With 17% reporting obtaining a Samsung device less than three months ago, it shows how Samsung has quickly captured a strong segment of the market, despite only releasing the first Galaxy Gear last September, and the Galaxy Gear 2 in May.
"You really see how powerful these existing brands are. What this means for everyone else is that if Samsung and Apple and these other big OEMs get into the game, it's going to completely change the landscape and have a huge impact on small-to-medium-sized companies. Over the next year this is going to change a lot more, obviously, and what this means is the smaller players will either get acquired or carve out niches where they can get a defensible division or go out of business," Ledger said.
The survey showed that Nike retained a strong foothold despite discontinuing the Fuelband activity tracker, but this is misleading.
"I would attribute this to the fact that many retailers are liquidating inventory and it can be found at discounted prices through many channels. Also, Fuelband has been a strong product with younger consumers, many of whom wear it as much as a fashion piece as they do as a tool. Looking through the data, a strong majority of people who reported that they purchased Nike products in the last three months were younger (< 35), and more people were purchasing at the beginning of the survey period in May than at the end in June. I would expect their quarterly share to begin collapsing moving forward," Ledger said.
The network effect drives many of the purchases.
"If you are a consumer and you walk into Best Buy, you'll see a couple of these and you won't really know which one is best for you. But you have a neighbor with a Jawbone, so you get one of those. Or you saw something on Oprah about Fitbit. Advertising, network effect and to some degree mentions in The New York Times or Oprah are driving a lot of selection in the category," Ledger said.
Wearables make popular gifts
Endeavour Partners conducted a separate survey in May and asked 502 US adults how they obtained their devices. "For gifts, it's the perfect price point," Ledger said, with many activity trackers ringing in around $100. There's also a novel intrigue to the idea of a wearable, which makes it a good gift as well.
"We hadn't looked at this before. This was to test the hypothesis that a lot of people were getting them as gifts," he said.
Employers are also giving activity trackers to employees, with 6% of those surveyed saying that was how they obtained their device. Ledger said he expects this number to rise in subsequent studies as more employers are giving activity trackers to employees as part of a health incentive program.
A year ago, all activity trackers were bought online, and now only 22% are bought online.

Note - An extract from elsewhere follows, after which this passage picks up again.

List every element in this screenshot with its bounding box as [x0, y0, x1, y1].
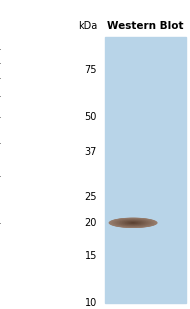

Ledger said the number of devices purchased in brick and mortar stores will continue to rise.
Overall, the survey showed that wearables are strong across all ages and genders. It's still a small subset of the population who use them, but even regionally there weren't big differences in usage. In the first survey, there were urban pockets were wearable use was stronger than in more rural areas. But not anymore.
"Wearables are so visible now. You see them on people, you see them in stores. The retail channels are exploding," he said.